Meat: It's What's On Stage

This past weekend, Harvard’s choicest selections of meat couldn’t be found in any dining hall or final club. Rather, that

This past weekend, Harvard’s choicest selections of meat couldn’t be found in any dining hall or final club. Rather, that honor went to the Adams House Poole Theater, the venue of choice for Meat: A Playwright’s Festival. The brainchild of co-producer and participant Maggie Lehrman ’03, the festival showcased diverse works of comedy and drama from 10 up-and-coming undergraduate playwrights.

The idea for Meat, which Lehrman claims “means whatever you want it to mean,” first occurred to the senior last May. As the Harvard-Radcliffe Dramatic Club (HRDC)’s Experimental Theatre Coordinator, Lehrman is responsible for coordinating the organization’s show schedule. She thought of the idea for a playwright’s festival when she began thinking about how she could fill in potential holes in the schedule, like “at the very beginning of the year when people are wary of putting on a really complicated, technically involved play because of limited rehearsal time.” As it turned out, the Ex’s schedule filled up, but Lehrman had grown so attached to her idea that she bounced it around with Liz Janiak ’03 and convinced her to co-produce their show and help put it up in the Pool theater.

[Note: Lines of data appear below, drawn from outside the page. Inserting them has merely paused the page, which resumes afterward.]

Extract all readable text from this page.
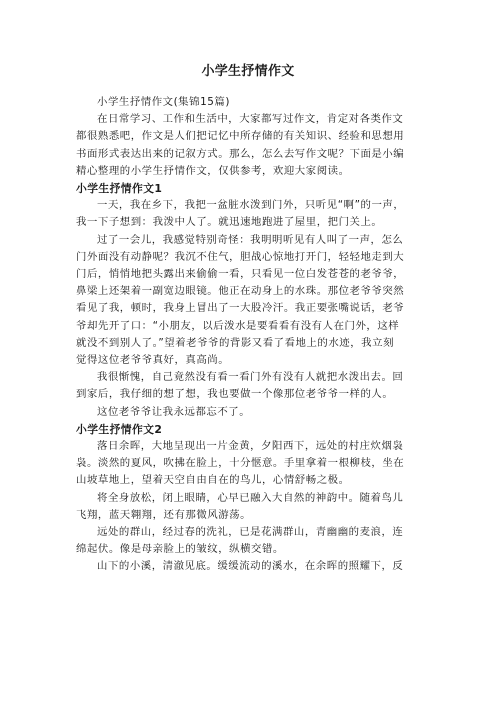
小学生抒情作文

小学生抒情作文(集锦15篇)

在日常学习、工作和生活中，大家都写过作文，肯定对各类作文
都很熟悉吧，作文是人们把记忆中所存储的有关知识、经验和思想用
书面形式表达出来的记叙方式。那么，怎么去写作文呢？下面是小编
精心整理的小学生抒情作文，仅供参考，欢迎大家阅读。

小学生抒情作文1

一天，我在乡下，我把一盆脏水泼到门外，只听见“啊”的一声，
我一下子想到：我泼中人了。就迅速地跑进了屋里，把门关上。

过了一会儿，我感觉特别奇怪：我明明听见有人叫了一声，怎么
门外面没有动静呢？我沉不住气，胆战心惊地打开门，轻轻地走到大
门后，悄悄地把头露出来偷偷一看，只看见一位白发苍苍的老爷爷，
鼻梁上还架着一副宽边眼镜。他正在动身上的水珠。那位老爷爷突然
看见了我，顿时，我身上冒出了一大股冷汗。我正要张嘴说话，老爷
爷却先开了口：“小朋友，以后泼水是要看看有没有人在门外，这样
就没不到别人了。”望着老爷爷的背影又看了看地上的水迹，我立刻
觉得这位老爷爷真好，真高尚。

我很惭愧，自己竟然没有看一看门外有没有人就把水泼出去。回
到家后，我仔细的想了想，我也要做一个像那位老爷爷一样的人。

这位老爷爷让我永远都忘不了。

小学生抒情作文2

落日余晖，大地呈现出一片金黄，夕阳西下，远处的村庄炊烟袅
袅。淡然的夏风，吹拂在脸上，十分惬意。手里拿着一根柳枝，坐在
山坡草地上，望着天空自由自在的鸟儿，心情舒畅之极。

将全身放松，闭上眼睛，心早已融入大自然的神韵中。随着鸟儿
飞翔，蓝天翱翔，还有那微风游荡。

远处的群山，经过春的洗礼，已是花满群山，青幽幽的麦浪，连
绵起伏。像是母亲脸上的皱纹，纵横交错。

山下的小溪，清澈见底。缓缓流动的溪水，在余晖的照耀下，反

After brainstrorming the idea, Lehrman first e-mailed the HRDC general list to gauge interest, and afterwards she asked for writing samples from those interested. From that subsequent pool of writers, Lehrman then assembled the 13 playwrights that would eventually form the festival. Interestingly, she notes, “Only a few submitted plays for their sample; I got nonfiction, fiction and poetry too.” From that point on, the festival became much easier to organize. With its lack of complicated settings and sparse required tech work, the other important things the producers had to worry about were securing a location for the festival and mobilizing publicity. As Lehrman summarizes, “The biggest obstacle—although that’s not the right word, I think it would be more like a challenge—was to organize and mobilize all 13 of the playwrights. Also, it was really just me and Liz doing most of the behind-the-scenes stuff (Sarah Downer hung lights and Kyle Gilman made our poster and program), so I’d go from selling tickets to operating the lights to writing and directing my own scene in the festival, basically picking up all the loose ends.”

In regards to her personal ambitions as a writer, Lehrman says, “I’m pretty serious about playwriting as a long-term thing, and I would say two or three of the other playwrights are considering it for a profession as well.” One such playwright is Geordie Broadwater ’04. Broadwater, who wishes to pursue theater as a career, sees playwrighting as “something that everyone interested in theater should at least understand, and the only way to do that is by trying it out.” In his monologue The Watermelon Project, which he performed last Thursday and Friday nights, his only props were a hammer, a watermelon and a stand-in picture of an ex-girlfriend that developed from his “desire to bend the rules of ‘theater’—to actually freak the audience out for a second in a way a straight play cannot do.” Emily J. Carmichael ’04, first-time author of the touching three-part short play The Impossibles, writes in an e-mail that she too is interested in being a writer, but “also [a] painter, animator, cartoonist and rouge space pilot.”

For Alex Pasternack ’05, who is also a Crimson editor, figuring out the central theme of his play took a couple months of struggle. He writes in an e-mail, “I got to the point where all I could think about was just writing the damn thing. I wanted to explore avant garde theater and dance...but in the end, I was mostly inspired by the crazy process of making the play itself. I saw that the whole enterprise of meta, avant garde, absurdist art is pretty funny, I think, and so is having an actor in an bunny costume. The inspiration for that came from the fact that I like bunnies.”